Im Einzelfall kann auf Antrag eine individuelle Selektion der digitalen Daten durch eine Fachkraft erfolgen. Die Aushändigung oder Übersendung der Geobasisdaten erfolgt i. d. R. mit Hilfe eines Datenträgers.
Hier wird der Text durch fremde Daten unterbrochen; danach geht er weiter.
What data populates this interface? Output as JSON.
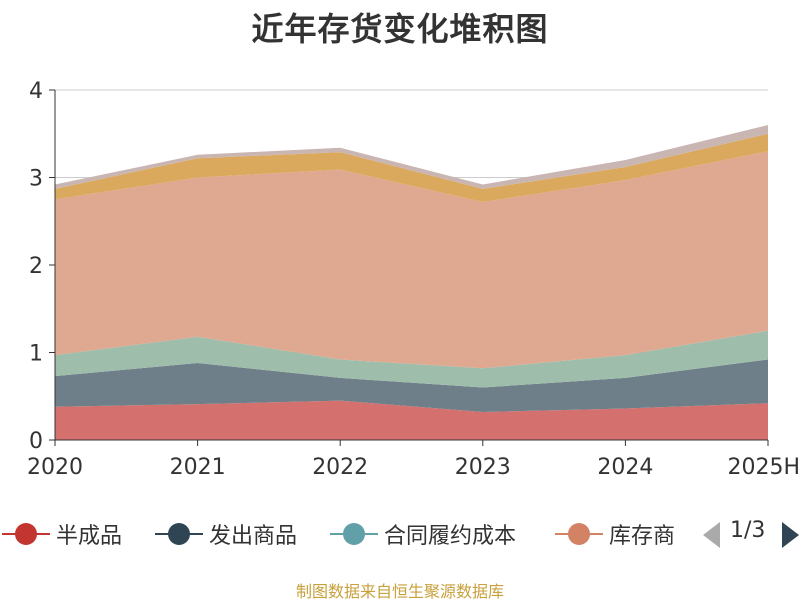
{
  "title": "近年存货变化堆积图",
  "footer": "制图数据来自恒生聚源数据库",
  "legend": {
    "items": [
      {
        "label": "半成品",
        "color": "#c23531"
      },
      {
        "label": "发出商品",
        "color": "#2f4554"
      },
      {
        "label": "合同履约成本",
        "color": "#61a0a8"
      },
      {
        "label": "库存商",
        "color": "#d48265"
      }
    ],
    "page_text": "1/3"
  },
  "chart_data": {
    "type": "area",
    "stacked": true,
    "title": "近年存货变化堆积图",
    "xlabel": "",
    "ylabel": "",
    "categories": [
      "2020",
      "2021",
      "2022",
      "2023",
      "2024",
      "2025H"
    ],
    "ylim": [
      0,
      4
    ],
    "yticks": [
      0,
      1,
      2,
      3,
      4
    ],
    "grid": true,
    "legend_position": "bottom",
    "series": [
      {
        "name": "半成品",
        "color": "#d4716e",
        "values": [
          0.38,
          0.41,
          0.45,
          0.32,
          0.36,
          0.42
        ]
      },
      {
        "name": "发出商品",
        "color": "#6e7f89",
        "values": [
          0.35,
          0.47,
          0.26,
          0.28,
          0.35,
          0.5
        ]
      },
      {
        "name": "合同履约成本",
        "color": "#9fbdab",
        "values": [
          0.24,
          0.3,
          0.21,
          0.22,
          0.26,
          0.33
        ]
      },
      {
        "name": "库存商",
        "color": "#dfa891",
        "values": [
          1.78,
          1.82,
          2.17,
          1.9,
          2.0,
          2.05
        ]
      },
      {
        "name": "",
        "color": "#dba95e",
        "values": [
          0.12,
          0.22,
          0.2,
          0.15,
          0.15,
          0.2
        ]
      },
      {
        "name": "",
        "color": "#c9b6b3",
        "values": [
          0.05,
          0.04,
          0.05,
          0.05,
          0.08,
          0.1
        ]
      }
    ]
  }
}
Diese Amtshandlung ist gebührenpflichtig (Zeitaufwand).

Die Kartenblätter können auf Antrag analog abgegeben werden.

Für individuell zusammengestellte Datenpakete sowie Auswertungen von Geobasisdaten werden gemäß Anlage zur VermWertGebO NRW, Tarifstelle 2.2 Nr. 4 Zeitgebühren festgesetzt:

  • Zeitgebühr: Je Arbeitshalbstunde 30,- bzw. 44,- Euro

Für analoge Datenabgaben (Plots) werden gemäß Anlage zur VermWertGebO NRW, Tarifstelle 2.2 Nr. 2 Gebühren nach Zeitaufwand festgesetzt:

  • Bis einschl. DIN A1: Eine Arbeitshalbstunde: 30,- Euro
  • Größer als DIN A1: Zwei Arbeitshalbstunden: 60,- Euro

Die Gebühren sind in der Gebührenordnung für das amtliche Vermessungswesen und die amtliche Grundstückswertermittlung in Nordrhein-Westfalen (Vermessungs- und Wertermittlungsgebührenordnung – VermWertGebO NRW) vom 05.07.2010 in der jeweils gültigen Fassung und dem zugehörigen Vermessungs- und Wertermittlungsgebührentarif (VermWertGebT) festgelegt (SGV.NRW.7134).